Once I had a list of over thirty endangered plants, likely to be found in Westchester and Fairfield county, I then gathered information and details about these plants from several other websites. I created a dictionary in python of the name of each plant, its unique identifier from wikidata.org, its identifier from PlantList.org, its identifier from Tropicos.org and its url in Gobotany.org. My professor then provided code in python, to turn this into a json document, and to allow my code to loop through it like a dictionary in order to pull up specific information from each website. I used Beautiful Soup to do this. This searching code was attached to the looping code so that specific information from each website was pulled out for each plant in a long list. I broke up the list manually and created a page within a Kapsul website for each plant with important and descriptive information. I had to discard seven of these plants as the name they had from National Resource Conservation Service was not an official name, and what plant was being referred to was unclear.
The most important information for any plant is its accepted botanical name. “Accepted” is a technical term, indicating that the botanical academic community has agreed that this is the proper latin name for a plant. I chose to scrape websites, Tropicos.org and PlantList.org that are authoritative. One comes out of MIssouri Botanical Garden and the other out of Kew Botanical Garden.

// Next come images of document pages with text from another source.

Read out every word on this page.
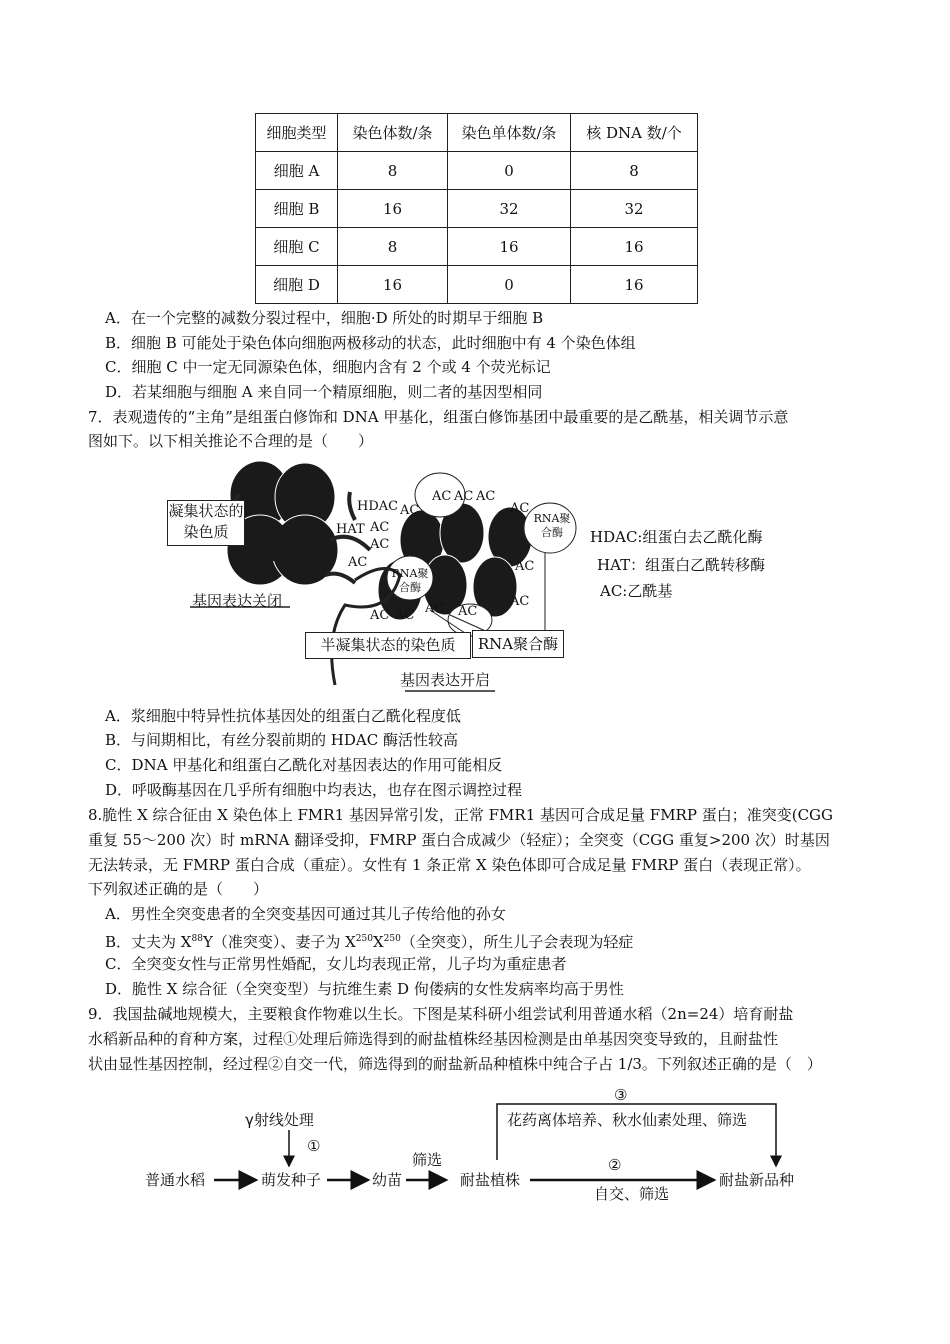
细胞类型	染色体数/条	染色单体数/条	核 DNA 数/个
细胞 A	8	0	8
细胞 B	16	32	32
细胞 C	8	16	16
细胞 D	16	0	16
A．在一个完整的减数分裂过程中，细胞·D 所处的时期早于细胞 B
B．细胞 B 可能处于染色体向细胞两极移动的状态，此时细胞中有 4 个染色体组
C．细胞 C 中一定无同源染色体，细胞内含有 2 个或 4 个荧光标记
D．若某细胞与细胞 A 来自同一个精原细胞，则二者的基因型相同
7．表观遗传的“主角”是组蛋白修饰和 DNA 甲基化，组蛋白修饰基团中最重要的是乙酰基，相关调节示意
图如下。以下相关推论不合理的是（　　）
凝集状态的染色质
HDAC
HAT
AC AC AC
AC
AC
AC
AC
AC AC AC AC
AC
AC
AC
RNA聚合酶
RNA聚合酶
基因表达关闭
半凝集状态的染色质	RNA聚合酶
基因表达开启
HDAC:组蛋白去乙酰化酶
HAT：组蛋白乙酰转移酶
AC:乙酰基
A．浆细胞中特异性抗体基因处的组蛋白乙酰化程度低
B．与间期相比，有丝分裂前期的 HDAC 酶活性较高
C．DNA 甲基化和组蛋白乙酰化对基因表达的作用可能相反
D．呼吸酶基因在几乎所有细胞中均表达，也存在图示调控过程
8.脆性 X 综合征由 X 染色体上 FMR1 基因异常引发，正常 FMR1 基因可合成足量 FMRP 蛋白；准突变(CGG
重复 55～200 次）时 mRNA 翻译受抑，FMRP 蛋白合成减少（轻症）；全突变（CGG 重复>200 次）时基因
无法转录，无 FMRP 蛋白合成（重症）。女性有 1 条正常 X 染色体即可合成足量 FMRP 蛋白（表现正常）。
下列叙述正确的是（　　）
A．男性全突变患者的全突变基因可通过其儿子传给他的孙女
B．丈夫为 $X^{88}Y$（准突变）、妻子为 $X^{250}X^{250}$（全突变），所生儿子会表现为轻症
C．全突变女性与正常男性婚配，女儿均表现正常，儿子均为重症患者
D．脆性 X 综合征（全突变型）与抗维生素 D 佝偻病的女性发病率均高于男性
9．我国盐碱地规模大，主要粮食作物难以生长。下图是某科研小组尝试利用普通水稻（2n=24）培育耐盐
水稻新品种的育种方案，过程①处理后筛选得到的耐盐植株经基因检测是由单基因突变导致的，且耐盐性
状由显性基因控制，经过程②自交一代，筛选得到的耐盐新品种植株中纯合子占 1/3。下列叙述正确的是（　）
普通水稻	萌发种子	幼苗
筛选
耐盐植株	耐盐新品种
γ射线处理
①
②
自交、筛选
③
花药离体培养、秋水仙素处理、筛选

Both refer to each other and other authoritative websites, those of NYBG, the International Plant Name Index (IPNI) for example. (I know these to be authoritative, having interned at NYBG). Only certain organizations (and hence their websites) have the authority to call something “accepted” and then, not all authoritative websites give the same information. The botanical academic community continues to evolve its knowledge and as it does so, it changes the accepted name. An “accepted” name really means, what the academic community agrees, today, that the plant’s name is. An accepted name today, becomes, a “tentative” name tomorrow, or even a synonym. In the process of scraping botanical websites, I ran into this issue all the time. What a plant’s name is, is always a question. How to look for it, whether two websites are actually referring to the same plant, these were issues I struggled with when looking at websites. My questions were not always resolvable, because the academic community was not in agreement. There is no clear way to normalize or clean up a website by using a controlled vocabulary. Controlled vocabularies do not exist in the botanical world, or if they do the vocabulary keeps changing, ad hence is not so controlled.
The code I created to scrape botanical websites does scrape for “accepted” names and for synonyms. This code also allows for these names to change and so can provide updated lists of names. It also allows for there to be no “accepted” name, that space would just be left blank. It is not, however able to manage and express all the variations of name status that some of the websites I scraped are able to do. In the process of these websites managing the complexities of “tentative” name, “unresolved” name, synonym, and “accepted” name, the websites become quite idiosyncratic and increasingly hard to scrape.
I came to an increased understanding of some of the challenges that can arise in scraping and then managing information from botanical websites. This comes in great part from the fact that the websites I relied upon, while authoritative are constantly changing and not always in agreement. This means that the gathering of data on the naming of plants will continue to require a manual component on an ongoing basis.